Observations suggest that a substantial fraction of the
black holes at the centres of galaxies grow their masses
in dust enshrouded environments. As a result most of the
direct radiation emitted by the accretion process onto the
black hole is absorbed. The identification of such
obscured AGN is therefore challenging and measurements of
their space density and cosmological evolution are
debated.
Work is in progress to improve observational constraints
on the whereabouts of obscured AGN. X-ray observations are
used to identify active supermassive black holes across
redshift to take advantage of the efficiency of X-ray
photons in penetrating large columns of obscuring
material. Novel methods based on the Bayesian approach are
developed to analyse the X-ray data and characterise the
properties of individual AGN, such as accretion luminosity
and line-of-sight obscuration (Buchner et al. 2014).

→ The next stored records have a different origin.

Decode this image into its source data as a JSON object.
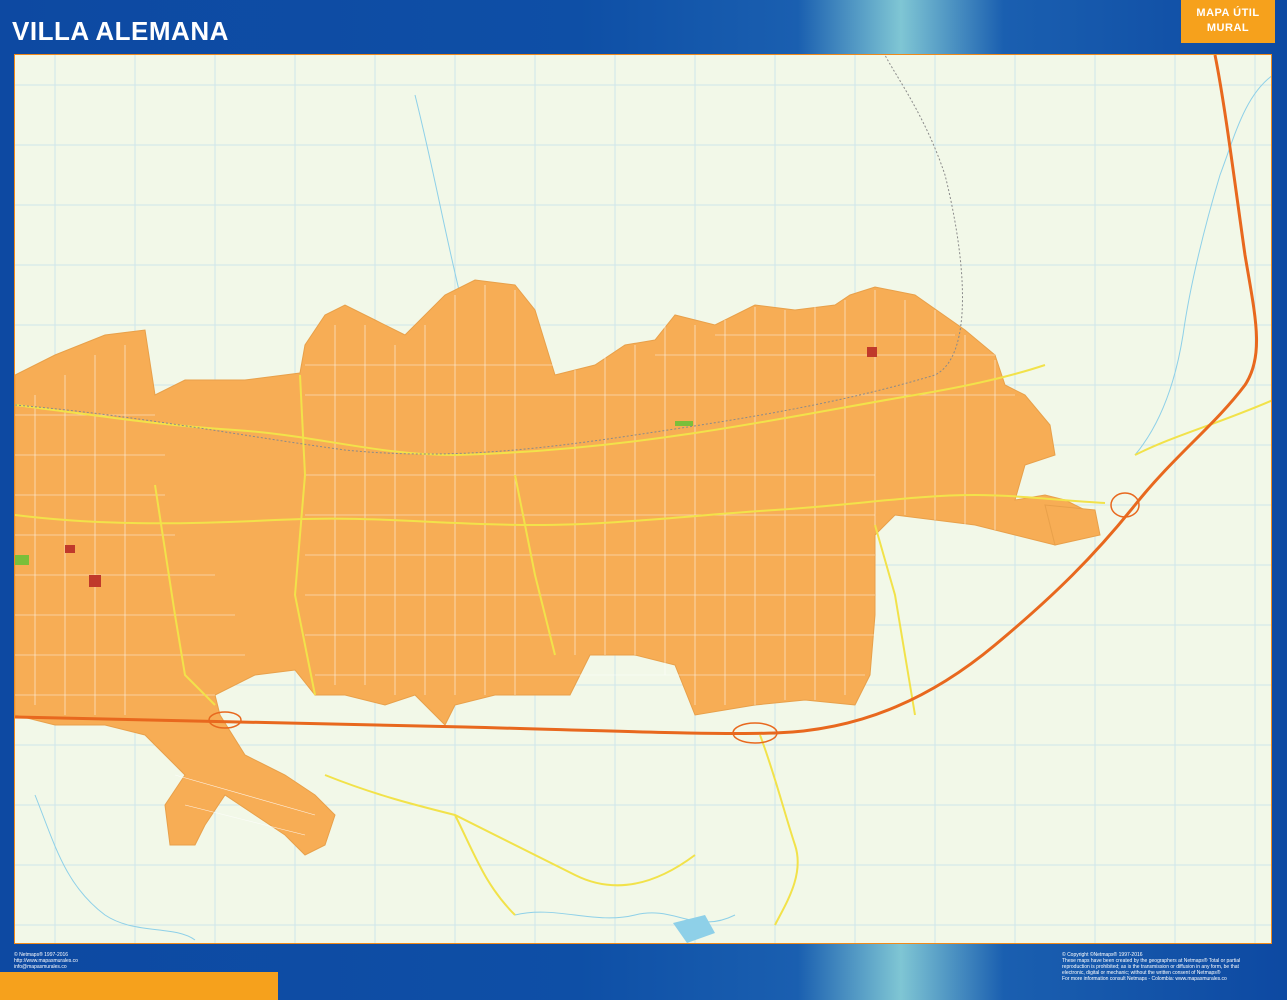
{
  "header": {
    "title": "VILLA ALEMANA",
    "badge_line1": "MAPA ÚTIL",
    "badge_line2": "MURAL"
  },
  "footer": {
    "left_copyright": "© Netmaps® 1997-2016",
    "left_url": "http://www.mapasmurales.co",
    "left_email": "info@mapasmurales.co",
    "right_line1": "© Copyright ©Netmaps® 1997-2016",
    "right_line2": "These maps have been created by the geographers at Netmaps® Total or partial",
    "right_line3": "reproduction is prohibited; as is the transmission or diffusion in any form, be that",
    "right_line4": "electronic, digital or mechanic; without the written consent of Netmaps®",
    "right_line5": "For more information consult Netmaps - Colombia: www.mapasmurales.co"
  },
  "colors": {
    "frame_blue": "#0d49a2",
    "accent_orange": "#f6a11c",
    "urban_area": "#f7ad55",
    "map_background": "#f2f8e8",
    "highway": "#e8681e",
    "main_road": "#f2e24a"
  }
}
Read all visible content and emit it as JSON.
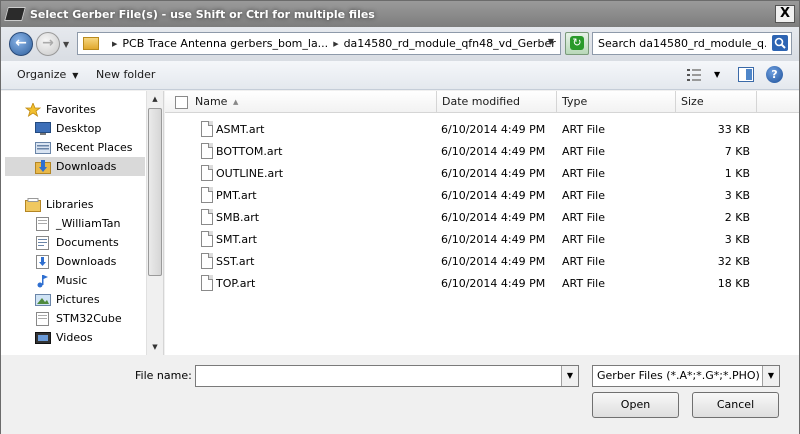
{
  "window": {
    "title": "Select Gerber File(s) - use Shift or Ctrl for multiple files",
    "close_label": "X"
  },
  "address": {
    "segments": [
      "PCB Trace Antenna gerbers_bom_la...",
      "da14580_rd_module_qfn48_vd_Gerber"
    ]
  },
  "search": {
    "placeholder": "Search da14580_rd_module_q..."
  },
  "toolbar": {
    "organize_label": "Organize",
    "new_folder_label": "New folder",
    "help_label": "?"
  },
  "navpane": {
    "favorites_label": "Favorites",
    "favorites": [
      {
        "label": "Desktop",
        "icon": "desktop-icon"
      },
      {
        "label": "Recent Places",
        "icon": "recent-places-icon"
      },
      {
        "label": "Downloads",
        "icon": "downloads-folder-icon",
        "selected": true
      }
    ],
    "libraries_label": "Libraries",
    "libraries": [
      {
        "label": "_WilliamTan",
        "icon": "user-folder-icon"
      },
      {
        "label": "Documents",
        "icon": "documents-icon"
      },
      {
        "label": "Downloads",
        "icon": "downloads-icon"
      },
      {
        "label": "Music",
        "icon": "music-icon"
      },
      {
        "label": "Pictures",
        "icon": "pictures-icon"
      },
      {
        "label": "STM32Cube",
        "icon": "folder-icon"
      },
      {
        "label": "Videos",
        "icon": "videos-icon"
      }
    ]
  },
  "filelist": {
    "columns": {
      "name": "Name",
      "date_modified": "Date modified",
      "type": "Type",
      "size": "Size"
    },
    "rows": [
      {
        "name": "ASMT.art",
        "date": "6/10/2014 4:49 PM",
        "type": "ART File",
        "size": "33 KB"
      },
      {
        "name": "BOTTOM.art",
        "date": "6/10/2014 4:49 PM",
        "type": "ART File",
        "size": "7 KB"
      },
      {
        "name": "OUTLINE.art",
        "date": "6/10/2014 4:49 PM",
        "type": "ART File",
        "size": "1 KB"
      },
      {
        "name": "PMT.art",
        "date": "6/10/2014 4:49 PM",
        "type": "ART File",
        "size": "3 KB"
      },
      {
        "name": "SMB.art",
        "date": "6/10/2014 4:49 PM",
        "type": "ART File",
        "size": "2 KB"
      },
      {
        "name": "SMT.art",
        "date": "6/10/2014 4:49 PM",
        "type": "ART File",
        "size": "3 KB"
      },
      {
        "name": "SST.art",
        "date": "6/10/2014 4:49 PM",
        "type": "ART File",
        "size": "32 KB"
      },
      {
        "name": "TOP.art",
        "date": "6/10/2014 4:49 PM",
        "type": "ART File",
        "size": "18 KB"
      }
    ]
  },
  "bottom": {
    "file_name_label": "File name:",
    "file_name_value": "",
    "filter_value": "Gerber Files (*.A*;*.G*;*.PHO)",
    "open_label": "Open",
    "cancel_label": "Cancel"
  }
}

X-ray survey fields from Chandra and XMM are used to
determine the population properties of AGN samples and
measure their space density as a function of accretion
luminosity, redshift and line-of-sight obsuration. These
studies demonstrate that obscured AGN dominate the
accretion history of Universe by accounting for almost 80%
of the overall AGN space and X-ray luminosity density
averaged over cosmic time (Buchner et al. 2015, Aird et al. 2015). These
observations further show that the fraction of obscured
AGN increases with redshift and also provide robust
constraints on the evolution of the most heavily obscured
(Compton thick) AGN out to redshift z≈5.